Recent data suggest that ABO blood group-incompatible donor hearts are immunologically well tolerated in infants undergoing transplantation.


Competing-risks methodology was used to assess outcomes after listing and the impact of a strategy to accept heart grafts from any blood group donor for infants less than 18 months of age.

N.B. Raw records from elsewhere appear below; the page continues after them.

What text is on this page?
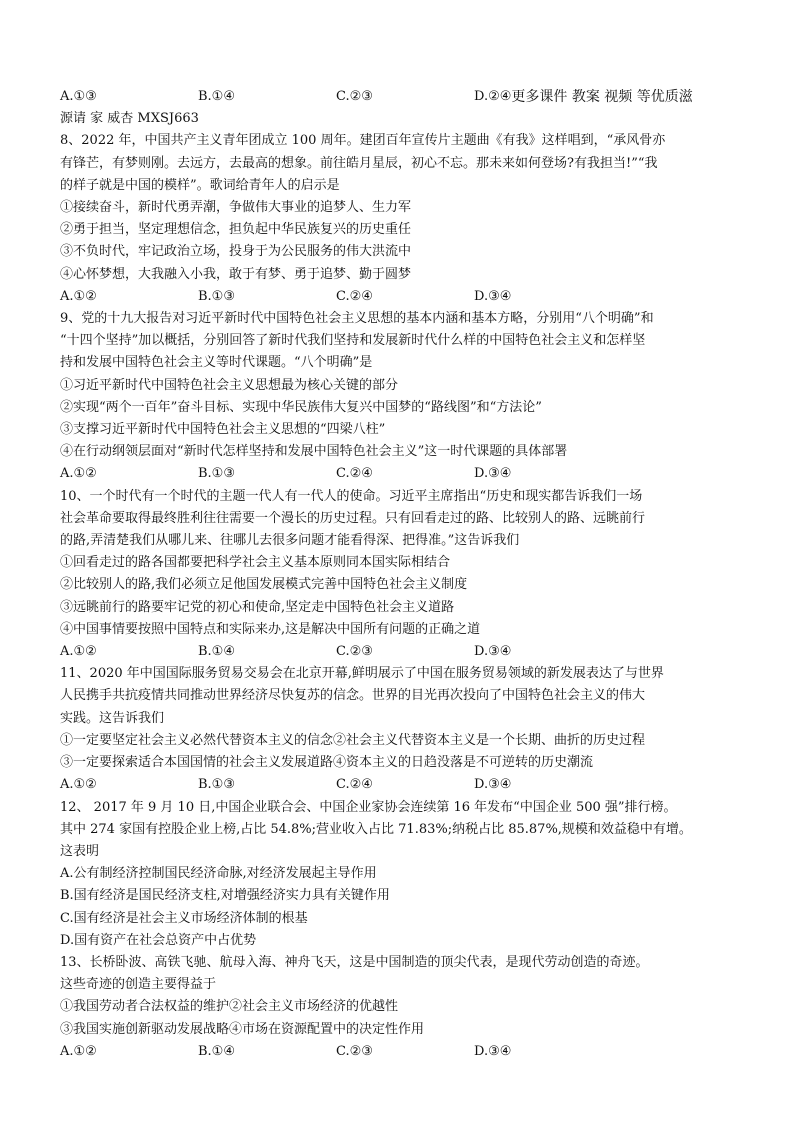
A.①③	B.①④	C.②③	D.②④ 更多课件 教案 视频 等优质滋
源请 家 威杏 MXSJ663
8、2022 年，中国共产主义青年团成立 100 周年。建团百年宣传片主题曲《有我》这样唱到，“承风骨亦
有锋芒，有梦则刚。去远方，去最高的想象。前往皓月星辰，初心不忘。那未来如何登场?有我担当!”“我
的样子就是中国的模样”。歌词给青年人的启示是
①接续奋斗，新时代勇弄潮，争做伟大事业的追梦人、生力军
②勇于担当，坚定理想信念，担负起中华民族复兴的历史重任
③不负时代，牢记政治立场，投身于为公民服务的伟大洪流中
④心怀梦想，大我融入小我，敢于有梦、勇于追梦、勤于圆梦
A.①②	B.①③	C.②④	D.③④
9、党的十九大报告对习近平新时代中国特色社会主义思想的基本内涵和基本方略，分别用“八个明确”和
“十四个坚持”加以概括，分别回答了新时代我们坚持和发展新时代什么样的中国特色社会主义和怎样坚
持和发展中国特色社会主义等时代课题。“八个明确”是
①习近平新时代中国特色社会主义思想最为核心关键的部分
②实现“两个一百年”奋斗目标、实现中华民族伟大复兴中国梦的“路线图”和“方法论”
③支撑习近平新时代中国特色社会主义思想的“四梁八柱”
④在行动纲领层面对“新时代怎样坚持和发展中国特色社会主义”这一时代课题的具体部署
A.①②	B.①③	C.②④	D.③④
10、一个时代有一个时代的主题一代人有一代人的使命。习近平主席指出“历史和现实都告诉我们一场
社会革命要取得最终胜利往往需要一个漫长的历史过程。只有回看走过的路、比较别人的路、远眺前行
的路,弄清楚我们从哪儿来、往哪儿去很多问题才能看得深、把得准。”这告诉我们
①回看走过的路各国都要把科学社会主义基本原则同本国实际相结合
②比较别人的路,我们必须立足他国发展模式完善中国特色社会主义制度
③远眺前行的路要牢记党的初心和使命,坚定走中国特色社会主义道路
④中国事情要按照中国特点和实际来办,这是解决中国所有问题的正确之道
A.①②	B.①④	C.②③	D.③④
11、2020 年中国国际服务贸易交易会在北京开幕,鲜明展示了中国在服务贸易领域的新发展表达了与世界
人民携手共抗疫情共同推动世界经济尽快复苏的信念。世界的目光再次投向了中国特色社会主义的伟大
实践。这告诉我们
①一定要坚定社会主义必然代替资本主义的信念②社会主义代替资本主义是一个长期、曲折的历史过程
③一定要探索适合本国国情的社会主义发展道路④资本主义的日趋没落是不可逆转的历史潮流
A.①②	B.①③	C.②④	D.③④
12、 2017 年 9 月 10 日,中国企业联合会、中国企业家协会连续第 16 年发布“中国企业 500 强”排行榜。
其中 274 家国有控股企业上榜,占比 54.8%;营业收入占比 71.83%;纳税占比 85.87%,规模和效益稳中有增。
这表明
A.公有制经济控制国民经济命脉,对经济发展起主导作用
B.国有经济是国民经济支柱,对增强经济实力具有关键作用
C.国有经济是社会主义市场经济体制的根基
D.国有资产在社会总资产中占优势
13、长桥卧波、高铁飞驰、航母入海、神舟飞天，这是中国制造的顶尖代表，是现代劳动创造的奇迹。
这些奇迹的创造主要得益于
①我国劳动者合法权益的维护②社会主义市场经济的优越性
③我国实施创新驱动发展战略④市场在资源配置中的决定性作用
A.①②	B.①④	C.②③	D.③④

From 1992 to 2002, there were 91 listing episodes in 84 patients (including 20 fetuses; 50% were male and 63% had congenital heart disease). Beginning in 1995, a strategy to accept ABO-incompatible organs was adopted. Competing-risks analysis showed that after 20 months 60% underwent transplantation, 18% died, and less than 1% were still listed; the remaining 21% were de-listed because of a change of surgical strategy (9%), improved clinical condition (8%), and deterioration to ineligibility (4%). Risk factors for transplantation included only a strategy to accept ABO-incompatible organs (P <.001). Risk factors for death included failure to accept ABO-incompatible organs (P =.002) and Canadian listing status 3 (P =.085) or 4 (P <.001). Multivariable parametric models were used to create competing risk predictions for outcomes specific to status and ABO-incompatible strategy. Higher status resulted in greater mortality regardless of strategy, although for any status, more patients underwent transplantation and fewer died using a strategy to accept ABO-incompatible organs. Parametric modeling of time-related freedom from death or retransplantation demonstrated no significant difference at 4 years posttransplantation (P =.78) for ABO-incompatible (74%) versus ABO-compatible transplants (72%).


A strategy to accept ABO-incompatible donor hearts for infant transplantation significantly improves the likelihood of transplantation and reduces waiting list mortality while not adversely altering outcomes after transplantation.